Değeli arkadaşlar, merhaba.
Sekiz buçuk saattir çalışıyorsunuz; emeklerinize sağlık, sabrınız için de teşekkür ederim. Katkı sunan bütün arkadaşlarıma da hiçbir ayrım gözetmeksizin, emek veren arkadaşlara da teşekkür ediyorum.

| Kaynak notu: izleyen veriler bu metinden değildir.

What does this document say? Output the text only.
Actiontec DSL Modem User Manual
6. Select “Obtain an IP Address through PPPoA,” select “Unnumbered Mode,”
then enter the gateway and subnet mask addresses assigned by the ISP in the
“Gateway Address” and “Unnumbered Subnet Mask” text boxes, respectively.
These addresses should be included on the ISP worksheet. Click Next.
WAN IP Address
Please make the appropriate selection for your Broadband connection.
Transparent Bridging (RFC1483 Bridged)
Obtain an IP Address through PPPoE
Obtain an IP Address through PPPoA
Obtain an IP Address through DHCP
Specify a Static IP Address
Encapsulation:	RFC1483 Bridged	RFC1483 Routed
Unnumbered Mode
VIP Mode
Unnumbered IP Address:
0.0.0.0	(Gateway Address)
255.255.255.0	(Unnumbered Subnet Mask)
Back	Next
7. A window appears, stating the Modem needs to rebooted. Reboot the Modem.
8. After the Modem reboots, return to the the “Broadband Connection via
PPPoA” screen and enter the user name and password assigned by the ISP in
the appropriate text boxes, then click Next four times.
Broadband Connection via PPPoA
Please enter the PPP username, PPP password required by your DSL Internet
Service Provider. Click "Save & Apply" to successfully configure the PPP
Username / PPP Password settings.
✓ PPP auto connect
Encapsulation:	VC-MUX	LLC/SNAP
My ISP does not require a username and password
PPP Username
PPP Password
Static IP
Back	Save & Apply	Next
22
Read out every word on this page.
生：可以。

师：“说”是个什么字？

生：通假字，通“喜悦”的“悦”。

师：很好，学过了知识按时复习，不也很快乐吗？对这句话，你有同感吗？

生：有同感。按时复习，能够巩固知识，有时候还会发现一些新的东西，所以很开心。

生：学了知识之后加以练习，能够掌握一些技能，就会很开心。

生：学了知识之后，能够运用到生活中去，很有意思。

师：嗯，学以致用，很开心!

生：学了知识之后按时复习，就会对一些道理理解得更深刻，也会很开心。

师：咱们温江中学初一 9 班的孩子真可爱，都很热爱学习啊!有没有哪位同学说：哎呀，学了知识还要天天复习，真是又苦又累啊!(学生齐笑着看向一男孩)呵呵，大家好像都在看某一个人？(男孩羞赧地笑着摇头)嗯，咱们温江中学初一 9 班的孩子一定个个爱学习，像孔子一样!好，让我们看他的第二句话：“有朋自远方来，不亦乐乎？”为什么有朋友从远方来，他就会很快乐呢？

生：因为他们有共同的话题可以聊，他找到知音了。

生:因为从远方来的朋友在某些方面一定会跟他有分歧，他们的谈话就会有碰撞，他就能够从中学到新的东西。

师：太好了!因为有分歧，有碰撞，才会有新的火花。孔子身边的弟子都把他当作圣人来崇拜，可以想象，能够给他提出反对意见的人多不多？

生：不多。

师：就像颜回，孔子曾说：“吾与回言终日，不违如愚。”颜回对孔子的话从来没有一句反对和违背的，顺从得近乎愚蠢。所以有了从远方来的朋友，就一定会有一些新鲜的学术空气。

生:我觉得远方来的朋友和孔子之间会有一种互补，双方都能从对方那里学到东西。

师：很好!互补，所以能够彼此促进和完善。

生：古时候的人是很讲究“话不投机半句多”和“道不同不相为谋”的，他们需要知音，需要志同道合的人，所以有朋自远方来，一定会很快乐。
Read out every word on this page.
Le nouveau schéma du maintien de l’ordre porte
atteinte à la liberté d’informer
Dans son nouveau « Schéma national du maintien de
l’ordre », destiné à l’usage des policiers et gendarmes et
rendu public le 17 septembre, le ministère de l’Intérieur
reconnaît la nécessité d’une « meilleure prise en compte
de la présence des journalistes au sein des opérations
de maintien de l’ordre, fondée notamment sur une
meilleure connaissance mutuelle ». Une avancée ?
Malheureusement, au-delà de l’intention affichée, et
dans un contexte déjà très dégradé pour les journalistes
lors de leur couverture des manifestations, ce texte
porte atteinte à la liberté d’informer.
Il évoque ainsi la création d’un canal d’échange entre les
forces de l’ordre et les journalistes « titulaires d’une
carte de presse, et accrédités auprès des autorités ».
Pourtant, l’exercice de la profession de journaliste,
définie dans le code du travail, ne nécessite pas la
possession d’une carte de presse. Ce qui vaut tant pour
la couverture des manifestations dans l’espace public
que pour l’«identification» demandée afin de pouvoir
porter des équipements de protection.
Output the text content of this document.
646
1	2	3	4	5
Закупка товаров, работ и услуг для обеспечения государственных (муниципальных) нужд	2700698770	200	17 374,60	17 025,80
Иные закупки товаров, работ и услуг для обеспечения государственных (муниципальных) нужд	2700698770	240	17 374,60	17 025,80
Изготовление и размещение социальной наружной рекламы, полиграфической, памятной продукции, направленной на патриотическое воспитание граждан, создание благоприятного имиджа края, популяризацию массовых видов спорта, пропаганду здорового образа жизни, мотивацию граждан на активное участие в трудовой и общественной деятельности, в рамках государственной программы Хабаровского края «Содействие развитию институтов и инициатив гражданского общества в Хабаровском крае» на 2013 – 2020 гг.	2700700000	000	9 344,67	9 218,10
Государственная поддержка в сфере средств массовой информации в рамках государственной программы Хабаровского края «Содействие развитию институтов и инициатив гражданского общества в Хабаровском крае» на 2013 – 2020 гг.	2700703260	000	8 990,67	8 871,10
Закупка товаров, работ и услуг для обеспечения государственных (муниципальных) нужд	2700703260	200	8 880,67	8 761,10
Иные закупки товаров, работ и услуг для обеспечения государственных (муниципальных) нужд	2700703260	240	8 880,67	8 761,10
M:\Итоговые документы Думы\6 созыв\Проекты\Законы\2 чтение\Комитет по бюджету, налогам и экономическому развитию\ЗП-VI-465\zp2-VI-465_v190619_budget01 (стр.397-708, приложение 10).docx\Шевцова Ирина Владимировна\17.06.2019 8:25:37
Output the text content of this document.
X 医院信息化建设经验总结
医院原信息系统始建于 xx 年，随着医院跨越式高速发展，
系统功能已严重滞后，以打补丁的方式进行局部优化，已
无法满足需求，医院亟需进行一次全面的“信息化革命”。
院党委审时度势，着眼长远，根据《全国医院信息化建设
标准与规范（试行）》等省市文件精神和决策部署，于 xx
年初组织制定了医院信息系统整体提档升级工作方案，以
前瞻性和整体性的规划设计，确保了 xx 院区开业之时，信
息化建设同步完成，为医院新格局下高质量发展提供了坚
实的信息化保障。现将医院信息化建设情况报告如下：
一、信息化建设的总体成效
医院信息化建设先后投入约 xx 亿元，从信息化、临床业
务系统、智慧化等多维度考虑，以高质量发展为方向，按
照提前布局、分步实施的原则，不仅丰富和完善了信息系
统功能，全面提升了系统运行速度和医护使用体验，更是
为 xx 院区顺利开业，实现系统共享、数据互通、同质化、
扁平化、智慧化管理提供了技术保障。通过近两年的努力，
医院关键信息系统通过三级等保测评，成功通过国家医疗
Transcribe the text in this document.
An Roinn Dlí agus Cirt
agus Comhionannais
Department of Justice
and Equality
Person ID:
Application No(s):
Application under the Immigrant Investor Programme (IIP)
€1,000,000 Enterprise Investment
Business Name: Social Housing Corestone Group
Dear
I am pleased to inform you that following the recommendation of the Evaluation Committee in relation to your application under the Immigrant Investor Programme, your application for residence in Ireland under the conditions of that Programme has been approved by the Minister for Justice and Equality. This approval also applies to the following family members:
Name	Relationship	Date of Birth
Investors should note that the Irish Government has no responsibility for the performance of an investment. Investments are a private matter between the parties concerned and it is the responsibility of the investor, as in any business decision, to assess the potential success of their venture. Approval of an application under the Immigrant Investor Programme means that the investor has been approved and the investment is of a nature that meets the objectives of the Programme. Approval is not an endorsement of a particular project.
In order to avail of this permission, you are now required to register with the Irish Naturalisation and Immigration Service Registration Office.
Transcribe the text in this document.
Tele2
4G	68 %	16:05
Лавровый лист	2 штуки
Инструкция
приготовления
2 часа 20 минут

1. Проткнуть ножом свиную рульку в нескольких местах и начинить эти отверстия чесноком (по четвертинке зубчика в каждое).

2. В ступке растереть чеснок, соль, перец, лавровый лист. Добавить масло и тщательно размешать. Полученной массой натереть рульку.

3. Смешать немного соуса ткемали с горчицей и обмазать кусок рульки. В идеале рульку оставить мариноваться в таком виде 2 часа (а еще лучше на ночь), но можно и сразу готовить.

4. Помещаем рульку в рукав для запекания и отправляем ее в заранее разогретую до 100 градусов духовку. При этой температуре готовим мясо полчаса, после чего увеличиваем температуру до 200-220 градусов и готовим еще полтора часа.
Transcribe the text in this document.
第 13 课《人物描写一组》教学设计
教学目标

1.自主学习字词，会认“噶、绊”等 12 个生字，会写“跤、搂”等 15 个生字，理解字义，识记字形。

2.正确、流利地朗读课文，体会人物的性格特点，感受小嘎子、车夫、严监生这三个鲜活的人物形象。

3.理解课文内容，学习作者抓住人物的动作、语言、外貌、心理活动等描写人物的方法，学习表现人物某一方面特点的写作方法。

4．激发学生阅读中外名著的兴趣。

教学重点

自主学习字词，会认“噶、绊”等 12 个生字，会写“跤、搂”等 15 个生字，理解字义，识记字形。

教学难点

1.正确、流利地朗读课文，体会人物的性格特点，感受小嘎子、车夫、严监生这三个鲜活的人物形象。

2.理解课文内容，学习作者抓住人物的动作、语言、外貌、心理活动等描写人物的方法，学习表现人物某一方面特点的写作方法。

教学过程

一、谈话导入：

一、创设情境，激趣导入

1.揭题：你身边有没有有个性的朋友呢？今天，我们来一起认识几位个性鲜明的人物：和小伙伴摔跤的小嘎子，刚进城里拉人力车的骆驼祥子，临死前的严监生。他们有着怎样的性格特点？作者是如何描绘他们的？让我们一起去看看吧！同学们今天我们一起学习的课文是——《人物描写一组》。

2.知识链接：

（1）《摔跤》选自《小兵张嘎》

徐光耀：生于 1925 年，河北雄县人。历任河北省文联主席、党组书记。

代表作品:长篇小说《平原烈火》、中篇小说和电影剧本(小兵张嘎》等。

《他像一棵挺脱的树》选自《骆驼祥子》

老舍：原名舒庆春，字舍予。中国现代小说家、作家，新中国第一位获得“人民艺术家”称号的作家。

Ama gerçekten hani şurada itirazlarımızın da dikkate alınıp kısmen az önceki Sayın Can'ın konuşmalarında "Ya, yeniden değerlendirilebilir." demesi bile bizim için umut verici oldu; güzel bir şey. Gerçekten "değerlendirilebilir" demenin de arkasında durabilmek lazım Sayın Can. Yani burada arkadaşlarımızın yaptığı itirazlar gerçekten çok ciddi.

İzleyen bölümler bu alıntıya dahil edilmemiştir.